I just wondered if anyone else on here is like me? If I'm not doing things w/my hubby, I'm usually by myself. I want to be clear...I enjoy doing things w/my hubby and we always have fun. Also, I enjoy having time to myself sometimes...but as I've told him many times, sometimes you just want to have "girl time." I have a couple of close friends, but they live 1 & 1/2 hrs away. So, I don't get to seem them often. Sometimes when I'm out running errands, I see groups of females hanging out shopping, eating lunch, etc and it makes me kind of sad. It makes me wish I had a g'friend to do things like that with. It makes me wonder, "ok what's wrong w/me that I can't have friendships like that? What do they do that's so different? I'm a good, loyal friend..why am I always by myself if i'm not w/my hubby doing things?" A cousin of mine is ALWAYS by herself. She said she's been doing things by herself 4 so long that she wouldn't know how to act if someone(other than family) would want to do something w/her. She has trust issues bc a childhood friend betrayed her about 10 yrs ago and that made her totally shut down. However, I am not like that. I just get tired of being by myself all the time. It just feels so pathetic.
 
I also do things by myself when I'm not with my husband. In some situations I prefer it, in others I'm pretty tired of it. I'd love to have at least one good real life friend I could do things with, but I just haven't been able to meet anyone.
 
You’re not alone in being alone...that sounded odd...but a lot of us are going through the exact same things even without partners. Society just wasn’t designed for lonely people, especially lonely adults, a lot of us tend to move towards solo interests like walking or reading but sometimes I wonder if it’s more like we’re forced. There is little worse that being stuck on the outside and wanting to be in.
 
:p Thanks for the quick replies. Not trying to be mean, but I'm glad I'm not the only one who feels like that. Some days i'm okay w/it and other days it drives me nuts!

One "acquaintance" of mine is a military wife and she said if she's not doing things w/her little girl, she's by herself. Her hubby gets deployed quite a bit, so she's often left alone for months at a time. She learned over the yrs to do a lot by herself that she never thought she'd do(movies, out to eat). I've never done those things alone and I know i'd feel very odd.

True, there are things that I prefer to do alone(grocery shop, exercise) bc a lot of times, two people don't have the same agenda in mind. Some may not take as long whereas others might. But I'd love to just go to lunch/breakfast w/a gf & just sit & chat. I really miss that.
 
The only times I go out alone, are when I bike ride, run errands of have been stuck inside all day. Otherwise I only really go out if friends are around. It's bad that your friends live a while away. But it's worse when your friends live 5 minutes away and still they come out very very rarely lol.
 
Gutted said:
It's bad that your friends live a while away. But it's worse when your friends live 5 minutes away and still they come out very very rarely lol.

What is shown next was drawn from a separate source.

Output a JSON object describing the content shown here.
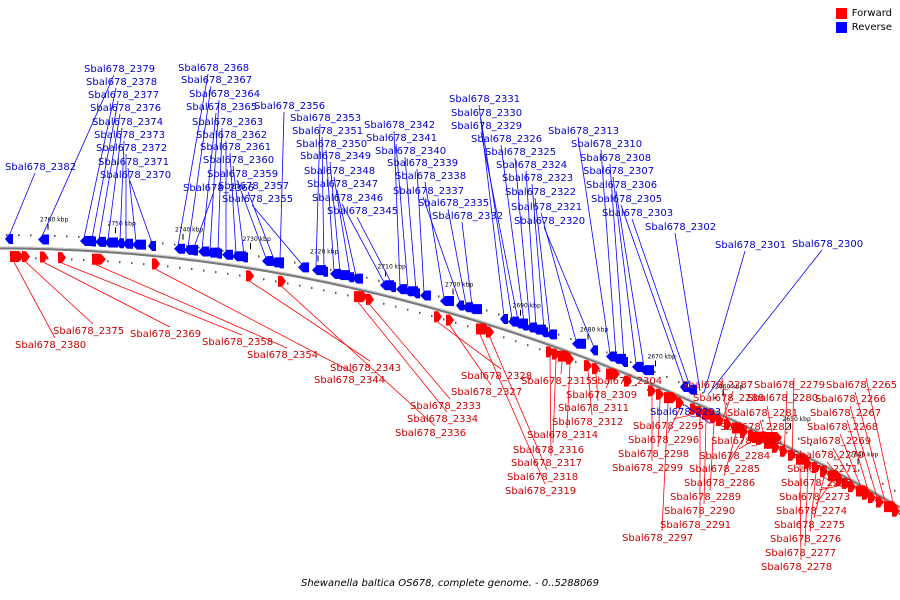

Well, been there..done that! As a matter of fact, I'm going through that now! There are 2 friends who live maybe 15 min from me..right here in town. I went out w/one a few days before Christmas, but haven't since. I saw the other one on Veteran's Day and haven't seen her since. I am...or was really close to the 1st friend, but we stopped working together about 2 yrs ago. So the outings and conversations went downhill w/a quickness. I had no idea that we were just "work friends" bc I never got that indication. (shrugging shoulders). Anyway, I guess that's what we were bc now that we're not co-workers, its like pulling teeth to get her to do anything. Oh, well...you live and you learn. :(
 
when i was in a long-term relationship, i encouraged my significant other to foster and grow the relationships with her close friends. these were friends she had from childhood and had always stayed in touch with.

several times over the years, she feared their were falling out of touch, i encouraged her to give herself (and her friend) the gift of "dates" (basically, planned events), no matter what it is...the ritual of getting together to spend the day at the mall (every month, or every season) or going away for a weekend somewhere (yearly, whatever) keeps the bond of friendship clean and corrosion-free.

i always encourage(d) that.

i am a loner, by choice. i have a job that forces me to be in contact with "people" ALL DAY LONG and EVERY DAY, dozens of new people every week, thousands per year. all day long, people in my ear, people in my face...their problems, hopes, dreams, ambitions, issues, comedy routines. i get to a point where i am fed up with people in general after a long day of having them consume my soul.

but i understand the need for friends. i remember it like a vague dream.

my ex resented me for being a loner. she wanted to force me to be friends with her friends' husbands. but these guys were all total douchebags. i had nothing in common with them and wanted to have nothing in common with them.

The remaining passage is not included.